Должен поэт создавать — не только служа Красоте...
Должен вести свой народ не к тому лишь, что в мире прекрасно,
Но и к тому, что правдиво. Разум поэта — есть все!
Чельгрен, восстань! Ждет Север. Приди же и ратуй
Снова за правду, за право, сознанье и честь.
Вей, как таран корабля, все, что ничтожной пошло...
Стыдно сегодня земле за пустой политический лепет,
Время в тупик забрело, бред извращает сознанье...
Мощным ударом ударь, молнией грозно сверкая, —
Бейся за правду, чтоб поняли мы со стыдом, —
Что мы — великий народ, породивший династию Ваз...
Это творческая программа самого Тегнера. И он кончает страстным призывом: «Боже, Ты Чельгрена нам возроди!» Епископ выпивает до дна наполненный вином бокал и бросает его высоко на ветви раскидистого дуба, откуда доносится его грустный звон.

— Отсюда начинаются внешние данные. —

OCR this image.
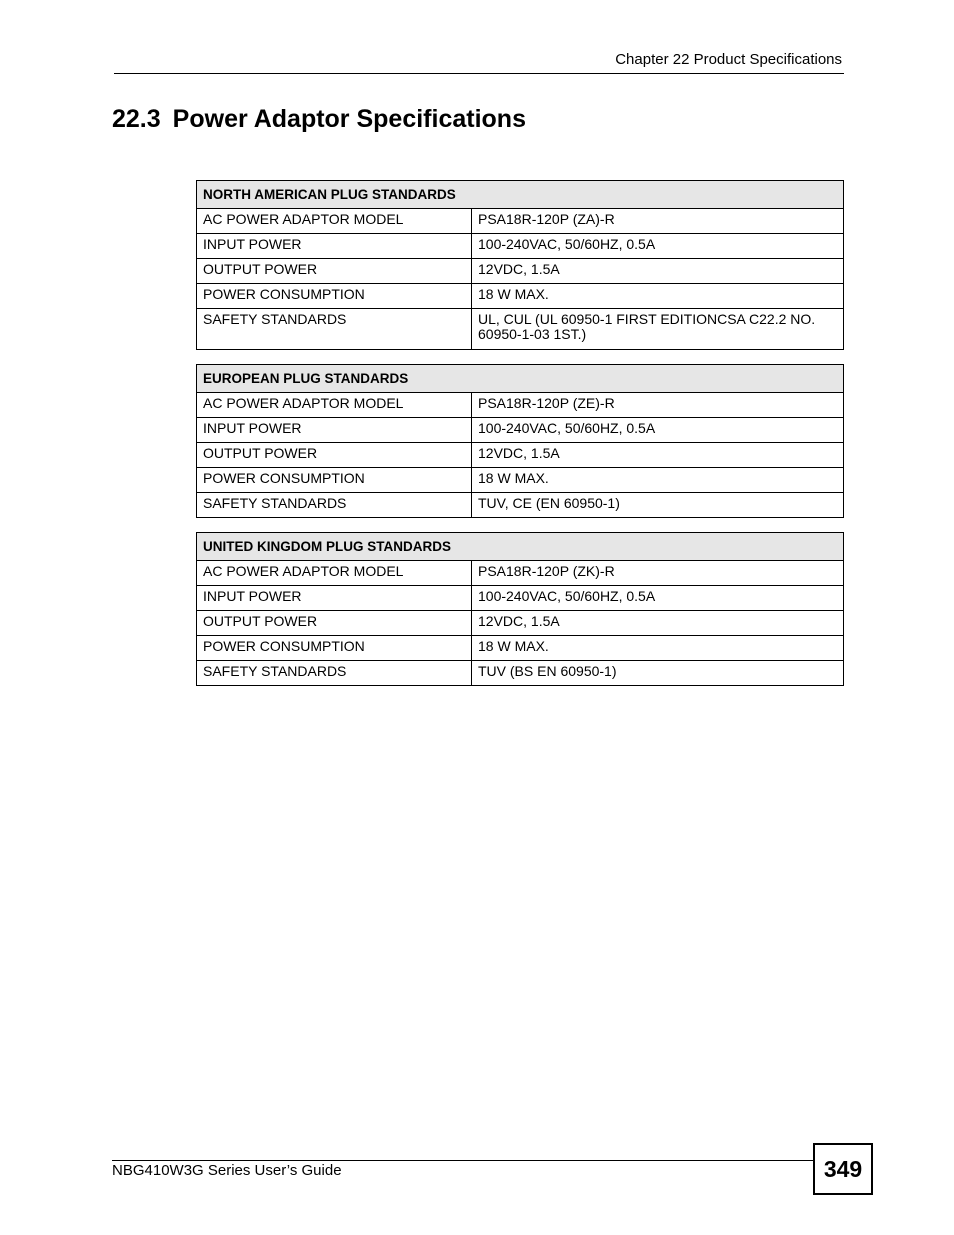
Chapter 22 Product Specifications
22.3 Power Adaptor Specifications
NORTH AMERICAN PLUG STANDARDS	
AC POWER ADAPTOR MODEL	PSA18R-120P (ZA)-R
INPUT POWER	100-240VAC, 50/60HZ, 0.5A
OUTPUT POWER	12VDC, 1.5A
POWER CONSUMPTION	18 W MAX.
SAFETY STANDARDS	UL, CUL (UL 60950-1 FIRST EDITIONCSA C22.2 NO. 60950-1-03 1ST.)
EUROPEAN PLUG STANDARDS	
AC POWER ADAPTOR MODEL	PSA18R-120P (ZE)-R
INPUT POWER	100-240VAC, 50/60HZ, 0.5A
OUTPUT POWER	12VDC, 1.5A
POWER CONSUMPTION	18 W MAX.
SAFETY STANDARDS	TUV, CE (EN 60950-1)
UNITED KINGDOM PLUG STANDARDS	
AC POWER ADAPTOR MODEL	PSA18R-120P (ZK)-R
INPUT POWER	100-240VAC, 50/60HZ, 0.5A
OUTPUT POWER	12VDC, 1.5A
POWER CONSUMPTION	18 W MAX.
SAFETY STANDARDS	TUV (BS EN 60950-1)
NBG410W3G Series User’s Guide	349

«Kronobruden» была в сущности лебединой песней Тегнера. Несколько стихотворений, написанных за последнее пятилетие жизни Тегнера по поводу различных событий жизни городка Векшё, были лишь слабым отражением, бледным отзвуком когда-то богатейшей лиры творца «Саги о Фритьофе». Тегнер медленно угасал. На новый, 1845 год он пишет Францену: «Я вступил в свой magnus annus climactericus[27] шестьдесят третий, считающийся роковым для болящих. Да будет воля Твоя! Мы должны подчиниться и смириться. О конце я молю каждый день, хотя думаю, я многое еще мог бы создать здесь на свете».
Старый жизнерадостный викинг-бард побежден буржуазной пошлостью. Этот третий, трагический период в жизни Тегнера заканчивается холодным ноябрьским днем 1846 года.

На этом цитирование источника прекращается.